Reverse proxy and Reverse DNS for YunoHost installation

Potentially useless guidance, click here.

Your solution of “direct[ing] Yunohost’s main reverse proxy to itself” does not make sense. (I did not suggest that by the way :stuck_out_tongue: )
We are missing very important information here:

  • What apps are you trying to make available in YunoHost ?
  • Where are they installed ?

You forgot to mention what is your “last remaining YunoHost installation error”. :wink:

I see you keep redirecting back to localhost / 127.0.0.1. That might answer my second question and explain why you want to “direct YunoHost’s main reverse proxy to itself”. However if you only put http://127.0.0.1 you will ask the webserver to only serve whatever page is served at that specific page (spoiler: not much).

If your apps include their own webserver, or if they are containerized, usually they are accessible with an internal port, for example 8888. In that case, your destination path should be http://127.0.0.1:8888 (with or without a trailing slash, I cannot remember). private_proxy or public_proxy choice depends on whether or not you want visitors to log in as YunoHost users first.

Reverse DNS is not configured for IPv6 […]

Have you mixed up or misread “reverse proxy” with “reverse DNS”? :scream: These are totally completely different things.
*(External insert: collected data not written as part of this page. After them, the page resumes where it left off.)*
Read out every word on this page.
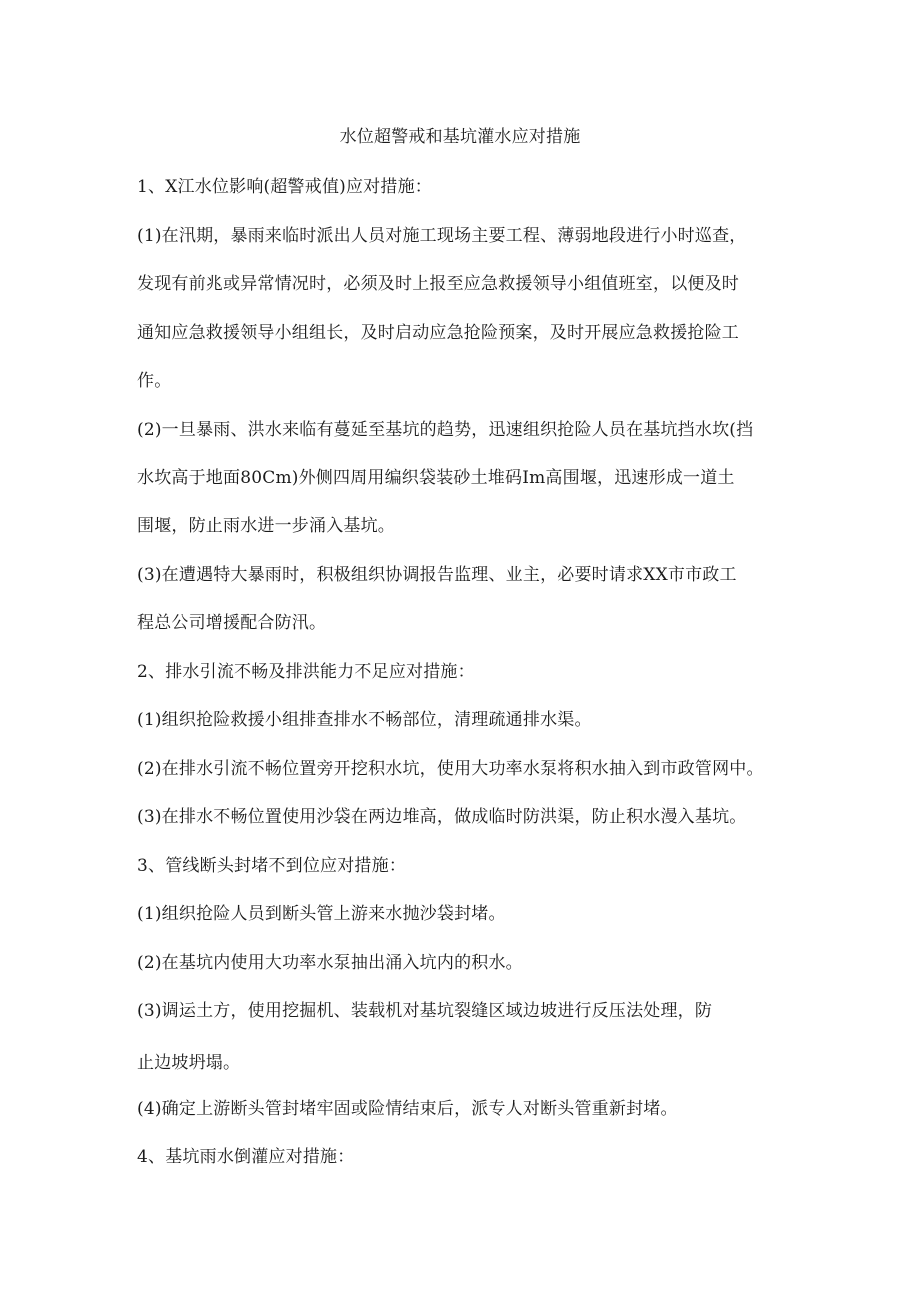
水位超警戒和基坑灌水应对措施
1、X江水位影响(超警戒值)应对措施：
(1)在汛期，暴雨来临时派出人员对施工现场主要工程、薄弱地段进行小时巡查，
发现有前兆或异常情况时，必须及时上报至应急救援领导小组值班室，以便及时
通知应急救援领导小组组长，及时启动应急抢险预案，及时开展应急救援抢险工
作。
(2)一旦暴雨、洪水来临有蔓延至基坑的趋势，迅速组织抢险人员在基坑挡水坎(挡
水坎高于地面80Cm)外侧四周用编织袋装砂土堆码Im高围堰，迅速形成一道土
围堰，防止雨水进一步涌入基坑。
(3)在遭遇特大暴雨时，积极组织协调报告监理、业主，必要时请求XX市市政工
程总公司增援配合防汛。
2、排水引流不畅及排洪能力不足应对措施：
(1)组织抢险救援小组排查排水不畅部位，清理疏通排水渠。
(2)在排水引流不畅位置旁开挖积水坑，使用大功率水泵将积水抽入到市政管网中。
(3)在排水不畅位置使用沙袋在两边堆高，做成临时防洪渠，防止积水漫入基坑。
3、管线断头封堵不到位应对措施：
(1)组织抢险人员到断头管上游来水抛沙袋封堵。
(2)在基坑内使用大功率水泵抽出涌入坑内的积水。
(3)调运土方，使用挖掘机、装载机对基坑裂缝区域边坡进行反压法处理，防
止边坡坍塌。
(4)确定上游断头管封堵牢固或险情结束后，派专人对断头管重新封堵。
4、基坑雨水倒灌应对措施：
  • Reverse Proxy makes your webserver fetch and re-serve webpages from another webserver, either local (apps providing their own webserver on a specific port, for example), or external (another server is on a network accessible by your Internet-facing server, and you want it to serve as conduit for it).

  • Reverse DNS is literally a reversed DNS record. DNS records are held by the domain registrars and basically say “This domain points to that IP address”. Reverse DNS are held by the Internet Service Provider that manages the IP address, and basically say “This IP address is used by that domain”.

As stated in your screenshot, this is mostly important for emails, as a safety layer to mitigate impersonation of servers. A nefarious person might try to send emails that appear to be coming from domain X, with their server on IP address B. But if domain X DNS record points to address A, and the Reverse DNS for address A points to domain X, we can infer something is not right.

(from the other thread). Reverse proxy is not your solution here. Read your Diagnosis report again, and follow its suggestion. There should be a setting in your router or in your ISP management account to set the Reverse DNS. I understand calling them is not an option here, but they should have a proper documentation on Reverse DNS. If not, I am sure they have a support email address or a chat support?